In past seasons he has appeared internationally as soloist with the Rotterdam Philharmonic, the Orchestre de Paris, the Hong Kong Philharmonic, the China National Symphony Orchestra in Beijing, the National Symphony Orchestra of Taiwan, the Brazilian Symphony Orchestra, the Orquestra Filarmonica de Minas Gerais in Brazil, and the Orquestra Sinfonica de Venezuela, as well as solo performances at the Chatelet in Paris, the Alte Oper in Frankfurt, the Hong Kong Cultural Centre, and the Teatro Municipal in Rio de Janeiro. In the USA previous concerto appearances with the Cleveland Orchestra were with Bramwell Tovey conducting the Samuel Barber Concerto, Herbert Blomstedt conducting the Dvorak Concerto, and Ton Koopman and Boccherini's Concerto in D Major G.479. Other orchestral appearances have included the symphony orchestras of Detroit, Florida, Grand Rapids, Houston, Indianapolis, Milwaukee, Minnesota, North Carolina, Oregon, Phoenix, Seattle, Syracuse, Virginia, the Ravinia Festival and the St. Paul Chamber Orchestra and recitals at the Kennedy Center, Aspen Music Festival, Philadelphia Chamber Music Society, the National Gallery of Art and on the Great Performer's Series at Lincoln Center.

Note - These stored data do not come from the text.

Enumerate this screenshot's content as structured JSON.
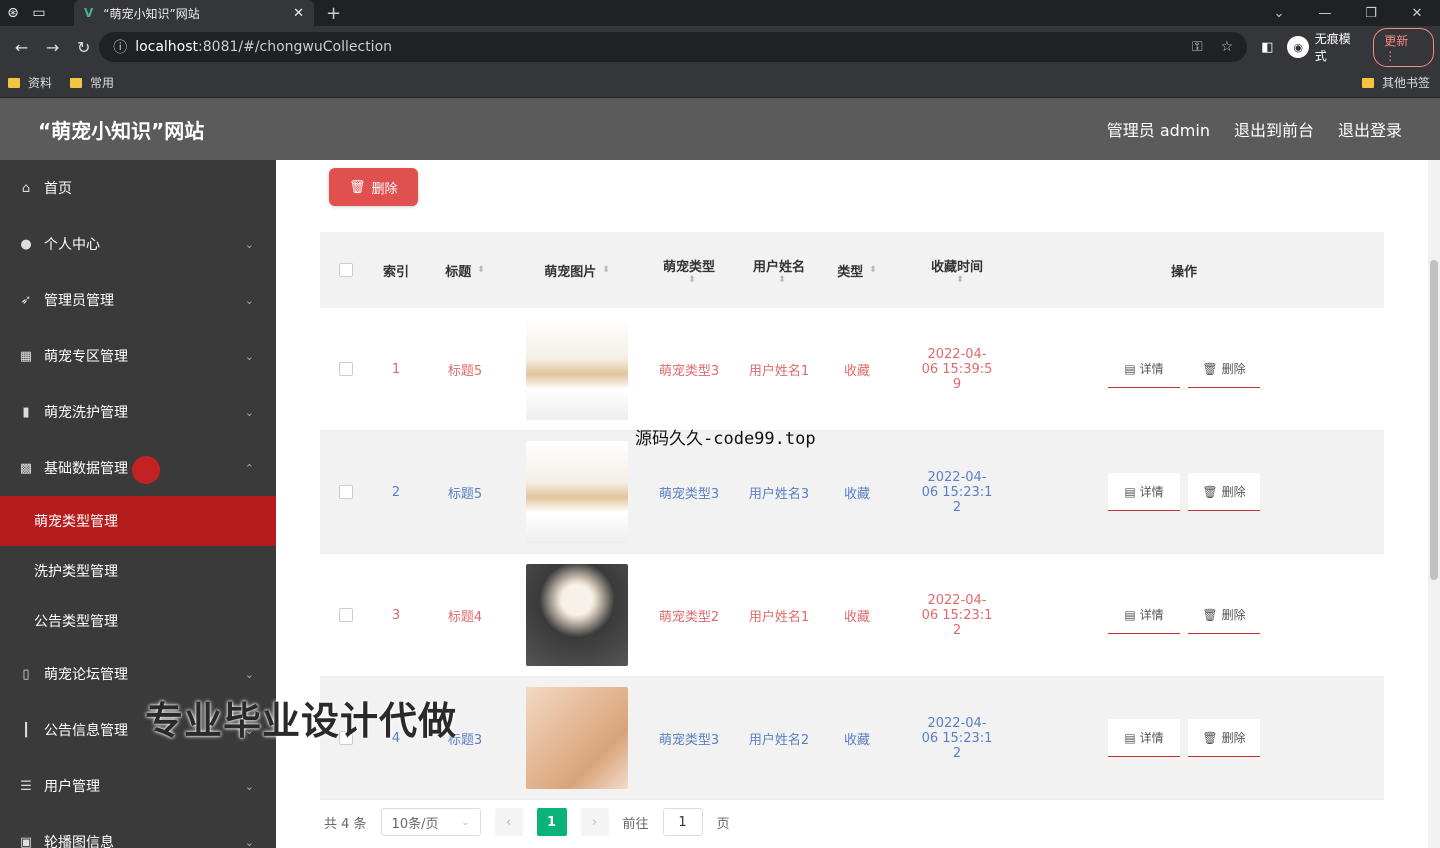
{
  "browser": {
    "tab_title": "“萌宠小知识”网站",
    "url_host": "localhost",
    "url_rest": ":8081/#/chongwuCollection",
    "incognito_label": "无痕模式",
    "update_label": "更新",
    "bookmarks": [
      "资料",
      "常用"
    ],
    "other_bookmarks": "其他书签"
  },
  "header": {
    "title": "“萌宠小知识”网站",
    "admin_label": "管理员 admin",
    "to_front": "退出到前台",
    "logout": "退出登录"
  },
  "sidebar": {
    "items": [
      {
        "label": "首页",
        "icon": "home-icon"
      },
      {
        "label": "个人中心",
        "icon": "user-icon"
      },
      {
        "label": "管理员管理",
        "icon": "send-icon"
      },
      {
        "label": "萌宠专区管理",
        "icon": "grid-icon"
      },
      {
        "label": "萌宠洗护管理",
        "icon": "chart-icon"
      },
      {
        "label": "基础数据管理",
        "icon": "data-icon"
      }
    ],
    "sub_items": [
      "萌宠类型管理",
      "洗护类型管理",
      "公告类型管理"
    ],
    "items_after": [
      {
        "label": "萌宠论坛管理",
        "icon": "phone-icon"
      },
      {
        "label": "公告信息管理",
        "icon": "bar-icon"
      },
      {
        "label": "用户管理",
        "icon": "list-icon"
      },
      {
        "label": "轮播图信息",
        "icon": "image-icon"
      }
    ]
  },
  "toolbar": {
    "delete_label": "删除"
  },
  "table": {
    "headers": {
      "index": "索引",
      "title": "标题",
      "image": "萌宠图片",
      "pet_type": "萌宠类型",
      "user_name": "用户姓名",
      "type": "类型",
      "time": "收藏时间",
      "ops": "操作"
    },
    "rows": [
      {
        "index": "1",
        "title": "标题5",
        "pet_type": "萌宠类型3",
        "user": "用户姓名1",
        "type": "收藏",
        "time1": "2022-04-",
        "time2": "06 15:39:5",
        "time3": "9"
      },
      {
        "index": "2",
        "title": "标题5",
        "pet_type": "萌宠类型3",
        "user": "用户姓名3",
        "type": "收藏",
        "time1": "2022-04-",
        "time2": "06 15:23:1",
        "time3": "2"
      },
      {
        "index": "3",
        "title": "标题4",
        "pet_type": "萌宠类型2",
        "user": "用户姓名1",
        "type": "收藏",
        "time1": "2022-04-",
        "time2": "06 15:23:1",
        "time3": "2"
      },
      {
        "index": "4",
        "title": "标题3",
        "pet_type": "萌宠类型3",
        "user": "用户姓名2",
        "type": "收藏",
        "time1": "2022-04-",
        "time2": "06 15:23:1",
        "time3": "2"
      }
    ],
    "detail_label": "详情",
    "delete_label": "删除"
  },
  "pager": {
    "total": "共 4 条",
    "size": "10条/页",
    "current": "1",
    "goto": "前往",
    "goto_value": "1",
    "page_unit": "页"
  },
  "overlay": {
    "source": "源码久久-code99.top",
    "banner": "专业毕业设计代做"
  }
}
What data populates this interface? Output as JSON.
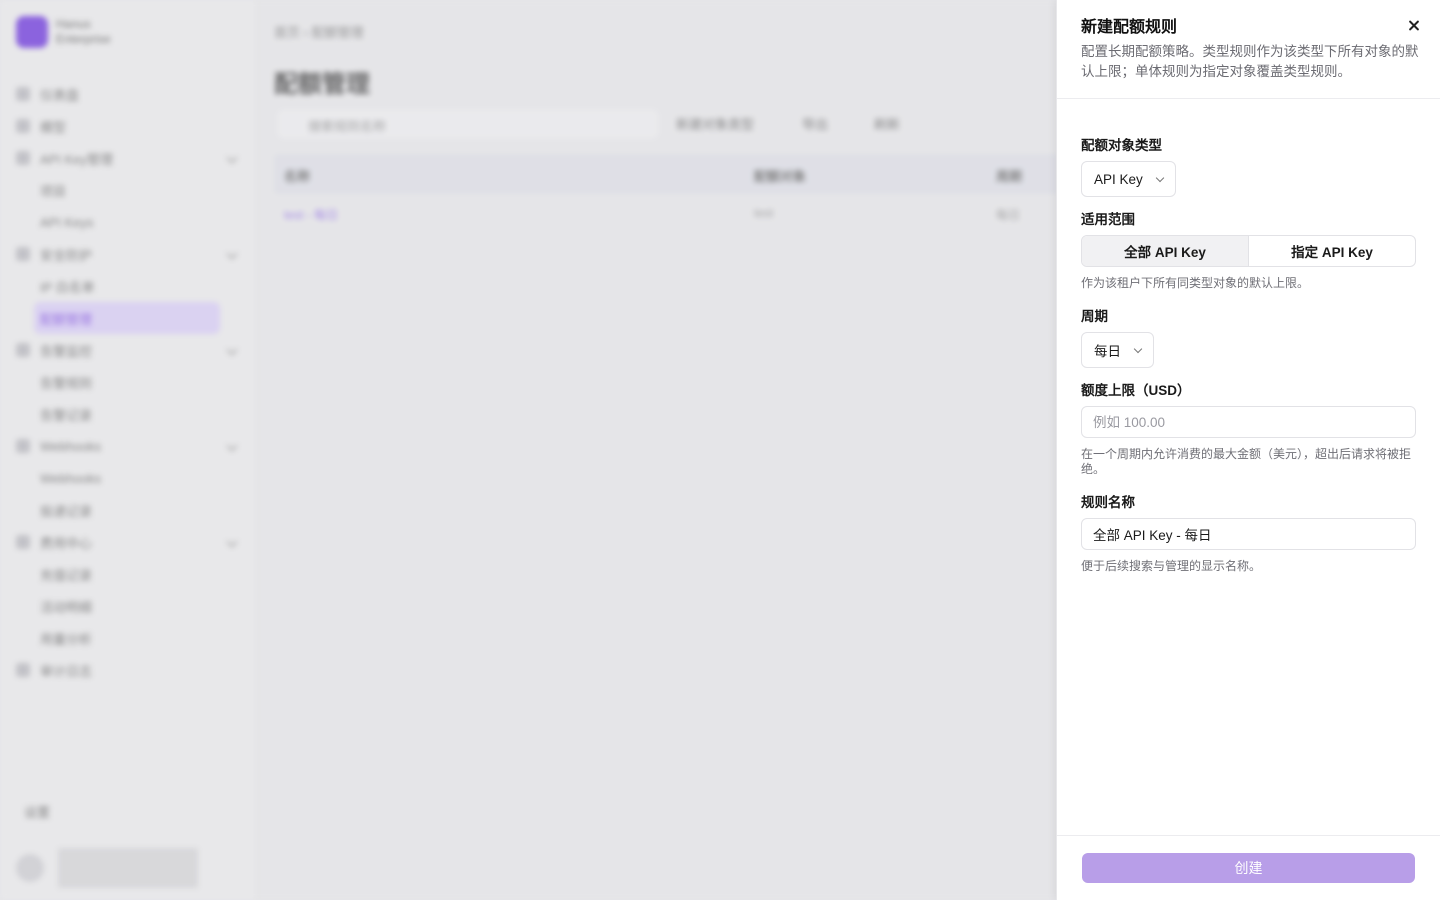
{
  "background": {
    "brand": {
      "name": "Hanus",
      "subtitle": "Enterprise"
    },
    "nav": [
      {
        "label": "仪表盘",
        "type": "item"
      },
      {
        "label": "模型",
        "type": "item"
      },
      {
        "label": "API Key管理",
        "type": "group"
      },
      {
        "label": "项目",
        "type": "sub"
      },
      {
        "label": "API Keys",
        "type": "sub"
      },
      {
        "label": "安全防护",
        "type": "group"
      },
      {
        "label": "IP 白名单",
        "type": "sub"
      },
      {
        "label": "配额管理",
        "type": "sub-active"
      },
      {
        "label": "告警监控",
        "type": "group"
      },
      {
        "label": "告警规则",
        "type": "sub"
      },
      {
        "label": "告警记录",
        "type": "sub"
      },
      {
        "label": "Webhooks",
        "type": "group"
      },
      {
        "label": "Webhooks",
        "type": "sub"
      },
      {
        "label": "投递记录",
        "type": "sub"
      },
      {
        "label": "费用中心",
        "type": "group"
      },
      {
        "label": "充值记录",
        "type": "sub"
      },
      {
        "label": "活动明细",
        "type": "sub"
      },
      {
        "label": "用量分析",
        "type": "sub"
      },
      {
        "label": "审计日志",
        "type": "item"
      }
    ],
    "settings_label": "设置",
    "breadcrumb": [
      "首页",
      "配额管理"
    ],
    "page_title": "配额管理",
    "search_placeholder": "搜索规则名称",
    "toolbar": [
      "新建对象类型",
      "导出",
      "刷新"
    ],
    "table_headers": [
      "名称",
      "配额对象",
      "周期"
    ],
    "table_row": [
      "test - 每日",
      "test",
      "每日"
    ]
  },
  "drawer": {
    "title": "新建配额规则",
    "description": "配置长期配额策略。类型规则作为该类型下所有对象的默认上限；单体规则为指定对象覆盖类型规则。",
    "object_type": {
      "label": "配额对象类型",
      "value": "API Key"
    },
    "scope": {
      "label": "适用范围",
      "options": [
        "全部 API Key",
        "指定 API Key"
      ],
      "selected_index": 0,
      "hint": "作为该租户下所有同类型对象的默认上限。"
    },
    "period": {
      "label": "周期",
      "value": "每日"
    },
    "limit": {
      "label": "额度上限（USD）",
      "placeholder": "例如 100.00",
      "value": "",
      "hint": "在一个周期内允许消费的最大金额（美元），超出后请求将被拒绝。"
    },
    "rule_name": {
      "label": "规则名称",
      "value": "全部 API Key - 每日",
      "hint": "便于后续搜索与管理的显示名称。"
    },
    "create_label": "创建"
  }
}
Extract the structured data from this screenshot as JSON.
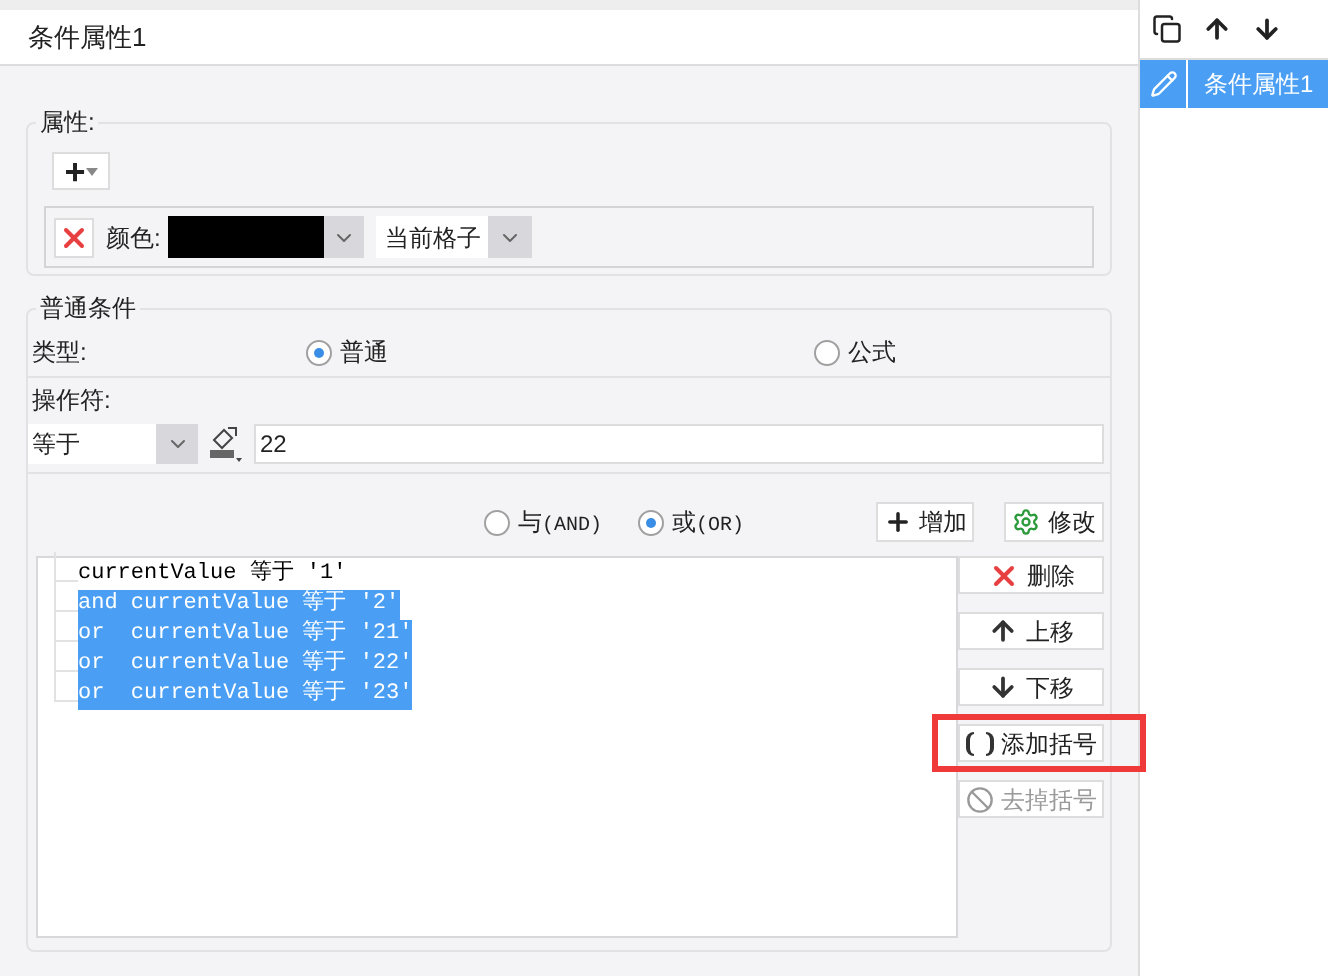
{
  "window": {
    "title": "条件属性1"
  },
  "attributes": {
    "legend": "属性:",
    "add_icon": "+",
    "rule": {
      "label": "颜色:",
      "color": "#000000",
      "scope": "当前格子"
    }
  },
  "condition": {
    "legend": "普通条件",
    "type_label": "类型:",
    "types": [
      {
        "label": "普通",
        "selected": true
      },
      {
        "label": "公式",
        "selected": false
      }
    ],
    "operator_label": "操作符:",
    "operator": "等于",
    "value": "22",
    "joins": [
      {
        "label": "与",
        "suffix": "(AND)",
        "selected": false
      },
      {
        "label": "或",
        "suffix": "(OR)",
        "selected": true
      }
    ],
    "add_button": "增加",
    "edit_button": "修改",
    "rows": [
      {
        "text": "currentValue 等于 '1'",
        "selected": false
      },
      {
        "text": "and currentValue 等于 '2'",
        "selected": true
      },
      {
        "text": "or  currentValue 等于 '21'",
        "selected": true
      },
      {
        "text": "or  currentValue 等于 '22'",
        "selected": true
      },
      {
        "text": "or  currentValue 等于 '23'",
        "selected": true
      }
    ],
    "actions": [
      {
        "kind": "delete",
        "label": "删除",
        "disabled": false,
        "highlighted": false
      },
      {
        "kind": "up",
        "label": "上移",
        "disabled": false,
        "highlighted": false
      },
      {
        "kind": "down",
        "label": "下移",
        "disabled": false,
        "highlighted": false
      },
      {
        "kind": "add-brackets",
        "label": "添加括号",
        "disabled": false,
        "highlighted": true
      },
      {
        "kind": "remove-brackets",
        "label": "去掉括号",
        "disabled": true,
        "highlighted": false
      }
    ]
  },
  "sidebar": {
    "items": [
      {
        "label": "条件属性1",
        "selected": true
      }
    ]
  }
}
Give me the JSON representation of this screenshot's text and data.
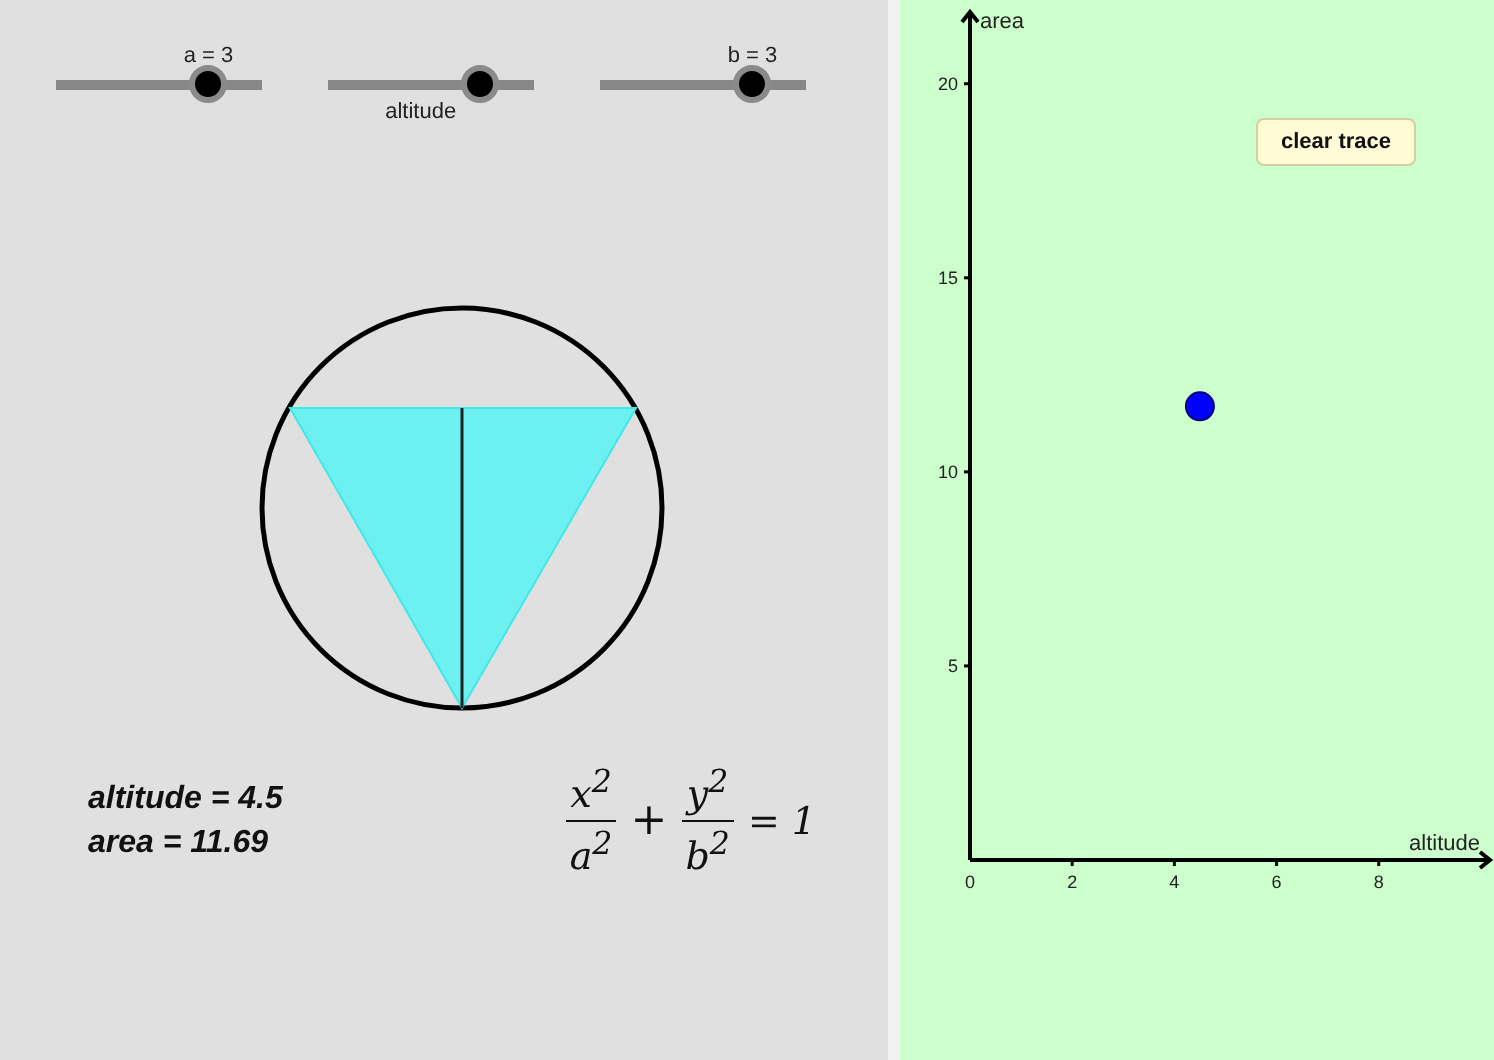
{
  "sliders": [
    {
      "top_label": "a = 3",
      "level": 0.74
    },
    {
      "bottom_label": "altitude",
      "level": 0.74
    },
    {
      "top_label": "b = 3",
      "level": 0.74
    }
  ],
  "readouts": [
    "altitude = 4.5",
    "area = 11.69"
  ],
  "equation": {
    "fractions": [
      {
        "numerator": "x$^{2}$",
        "denominator": "a$^{2}$"
      },
      {
        "numerator": "y$^{2}$",
        "denominator": "b$^{2}$"
      }
    ],
    "operator": "+",
    "right_side": "= 1"
  },
  "graph": {
    "button": "clear trace",
    "chart_data": {
      "type": "scatter",
      "xlabel": "altitude",
      "ylabel": "area",
      "x": [
        4.5
      ],
      "series": [
        {
          "color": "#0000ff",
          "values": [
            11.69
          ]
        }
      ],
      "xlim": [
        0,
        10.1
      ],
      "ylim": [
        0,
        21.9
      ],
      "xticks": [
        0,
        2,
        4,
        6,
        8
      ],
      "yticks": [
        5,
        10,
        15,
        20
      ]
    }
  }
}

An active advocate of 20th and 21st century music. Mark Kosower has brought lesser-known contemporary masterworks to international attention in recent years. His 2011 Naxos release of the two cello concertos of Alberto Ginastera, with Lothar Zagrosek conducting the Bamberg Symphony Orchestra, has won widespread critical acclaim and, with his 2008 disc of the complete Ginastera works for cello and piano, he became the first cellist to record the complete catalogue of works for solo cello by the composer. Also in 2011 Naxos released Kosower's world premiere performance recording of Miklos Rozsa's Rhapsodie for Cello and Orchestra with the Budapest Concert Orchestra MAV. He also recorded the Walton Concerto with James DePriest and the Oregon Symphony.
He is a former member of Chamber Music Two, a two-year residency at the Chamber Music Society of Lincoln Center. He received an Avery Fisher Career Grant, a SONY Grant, and has been a top prize winner in both the Rostropovich and Pablo Casals International Cello competitions including a special prize in both competitions for the best interpretation of the newly commissioned works by Marco Stroppa and Cristobal Halffter He was the Grand Prize winner of both the Irving Klein International String Competition and the WAMSO Competition of the Minnesota Orchestra.
Mark Kosower is Teacher of Cello at the Cleveland Institute of Music and is on the faculty at the Kent/Blossom Music Festival. His previous posts include Solo Cellist of the Bamberg Symphony Orchestra in Germany from 2006 - 2010, and Professor of Cello and Chamber Music at the San Francisco Conservatory of Music from 2005 - 2007. He began his cello studies with his father at the age of 1 1/2, and later studied with Janos Starker at Indiana University and Joel Krosnick at The Juilliard School.